Au boulot les jeunes

Loïc est prof d’histoire et de français, contractuel, dans un lycée pro des quartiers Nord de Marseille. Chaque mois, il raconte ses tribulations au sein d’une institution toute pétée. Entre sa classe et la salle des profs, face à sa hiérarchie ou devant ses élèves, il se demande : où est-ce qu’on s’est planté ?

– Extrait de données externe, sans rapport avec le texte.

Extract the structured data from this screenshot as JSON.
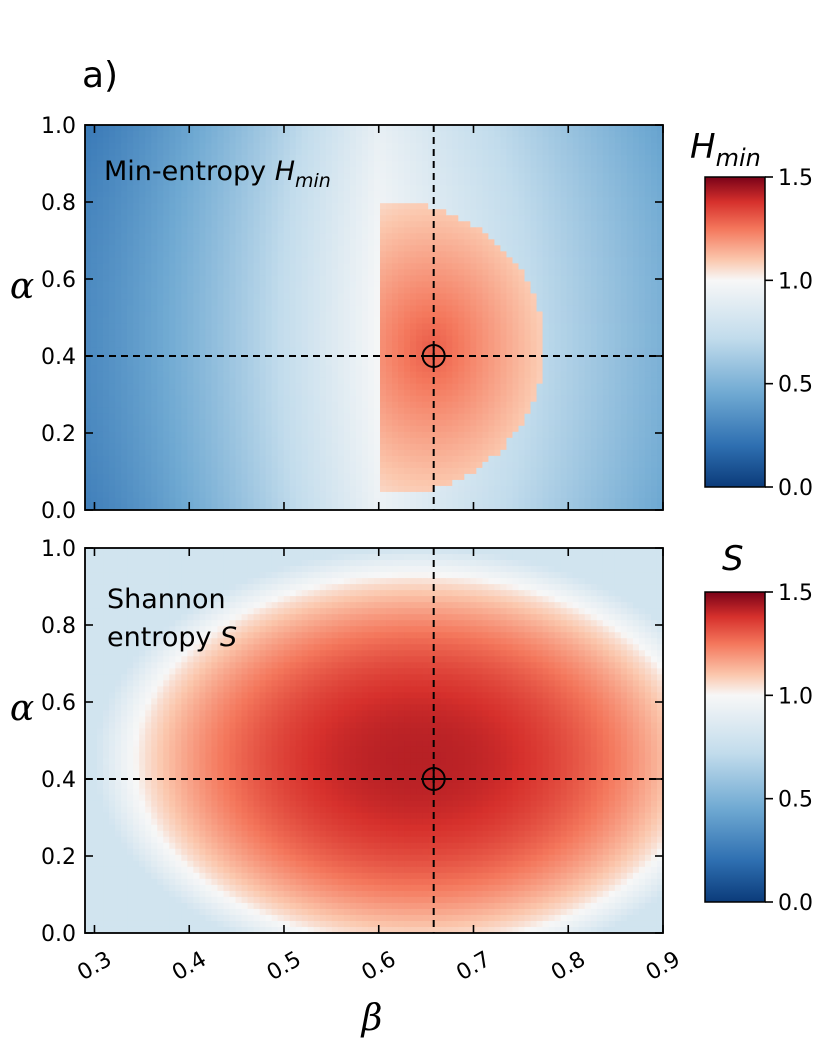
{
  "panel_label": "a)",
  "colorscale": {
    "stops": [
      {
        "v": 0.0,
        "c": "#0b3b7a"
      },
      {
        "v": 0.2,
        "c": "#2e6fb1"
      },
      {
        "v": 0.45,
        "c": "#6fa9d2"
      },
      {
        "v": 0.72,
        "c": "#c2dcec"
      },
      {
        "v": 1.0,
        "c": "#f7f7f7"
      },
      {
        "v": 1.1,
        "c": "#fbc7ad"
      },
      {
        "v": 1.25,
        "c": "#f4775c"
      },
      {
        "v": 1.38,
        "c": "#d6302c"
      },
      {
        "v": 1.5,
        "c": "#7a0218"
      }
    ]
  },
  "chart_data": [
    {
      "type": "heatmap",
      "name": "min-entropy",
      "annotation": {
        "text": "Min-entropy ",
        "symbol": "H",
        "subscript": "min"
      },
      "xlim": [
        0.29,
        0.9
      ],
      "ylim": [
        0.0,
        1.0
      ],
      "xticks": [
        0.3,
        0.4,
        0.5,
        0.6,
        0.7,
        0.8,
        0.9
      ],
      "yticks": [
        0.0,
        0.2,
        0.4,
        0.6,
        0.8,
        1.0
      ],
      "ytick_labels": [
        "0.0",
        "0.2",
        "0.4",
        "0.6",
        "0.8",
        "1.0"
      ],
      "ylabel": "α",
      "vlim": [
        0.0,
        1.5
      ],
      "colorbar_ticks": [
        "0.0",
        "0.5",
        "1.0",
        "1.5"
      ],
      "colorbar_values": [
        0.0,
        0.5,
        1.0,
        1.5
      ],
      "colorbar_label": {
        "symbol": "H",
        "subscript": "min"
      },
      "crosshair": {
        "beta": 0.658,
        "alpha": 0.4
      },
      "approx_values": {
        "left_edge": 0.35,
        "beta_0_6": 0.95,
        "peak_near_marker": 1.3,
        "right_edge": 0.6
      }
    },
    {
      "type": "heatmap",
      "name": "shannon-entropy",
      "annotation": {
        "line1": "Shannon",
        "line2": "entropy ",
        "symbol": "S"
      },
      "xlim": [
        0.29,
        0.9
      ],
      "ylim": [
        0.0,
        1.0
      ],
      "xticks": [
        0.3,
        0.4,
        0.5,
        0.6,
        0.7,
        0.8,
        0.9
      ],
      "xtick_labels": [
        "0.3",
        "0.4",
        "0.5",
        "0.6",
        "0.7",
        "0.8",
        "0.9"
      ],
      "yticks": [
        0.0,
        0.2,
        0.4,
        0.6,
        0.8,
        1.0
      ],
      "ytick_labels": [
        "0.0",
        "0.2",
        "0.4",
        "0.6",
        "0.8",
        "1.0"
      ],
      "xlabel": "β",
      "ylabel": "α",
      "vlim": [
        0.0,
        1.5
      ],
      "colorbar_ticks": [
        "0.0",
        "0.5",
        "1.0",
        "1.5"
      ],
      "colorbar_values": [
        0.0,
        0.5,
        1.0,
        1.5
      ],
      "colorbar_label": {
        "symbol": "S"
      },
      "crosshair": {
        "beta": 0.658,
        "alpha": 0.4
      },
      "approx_values": {
        "peak_near_marker": 1.4,
        "edges": 0.85
      }
    }
  ]
}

« Ennuyeux, pénible, fatigant, dur physiquement et mentalement  ». Les élèves de CAP rentrent tout juste de stage. En début de cours, je leur demande d’écrire rapidement comment s’est passée l’expérience. Comme à chaque fois, les mêmes réponses, à quelques exceptions près. Certains ont adoré : « Franchement meilleur stage ! J’étais tout le temps dehors et en déplacement chez les clients !  » Sur leur feuille, les autres pointent la dureté du travail : « On portait des panneaux tout le temps, j’avais hyper mal au dos et si je me plaignais, je me faisais défoncer  » ; ou plus souvent encore l’ennui : «  Je n’ai fait qu’observer pendant un mois. Je n’avais pas le droit de toucher les outils parce que le maître de stage n’était jamais là. Du coup, j’allais me cacher dans les toilettes  ». Pour accueillir les stagiaires dans l’entreprise, aucune qualification particulière de formateur n’est attendue, ni même de connaissance fine du boulot. La fonction est bien souvent occupée par le patron de la boîte, qui n’a parfois de connaissance du métier que le volet administratif. « Le chef, il passe en coup de vent. Il juge mon travail mais il n’y connaît rien, il est toujours dans les bureaux  », raconte un autre. Et les 35 heures ne sont pas toujours respectées : « Moi je bossais de 10 à 18 heures sans pause, on mangeait après  ». Et quelques fois, avec des horaires de nuit à la clef : « Pendant une semaine, sur un chantier où il fallait aller vite, on finissait à 23 heures  », m’explique un élève en maçonnerie. Des patrons qui exploitent des enfants donc, et n’hésitent pas à en faire des petites mains interchangeables. « Avec lui c’est simple, on est quatre stagiaires. On se réunit chaque matin et il décide qui vient et qui ne vient pas en fonction de ses besoins !  » raconte un autre jour un élève en plomberie.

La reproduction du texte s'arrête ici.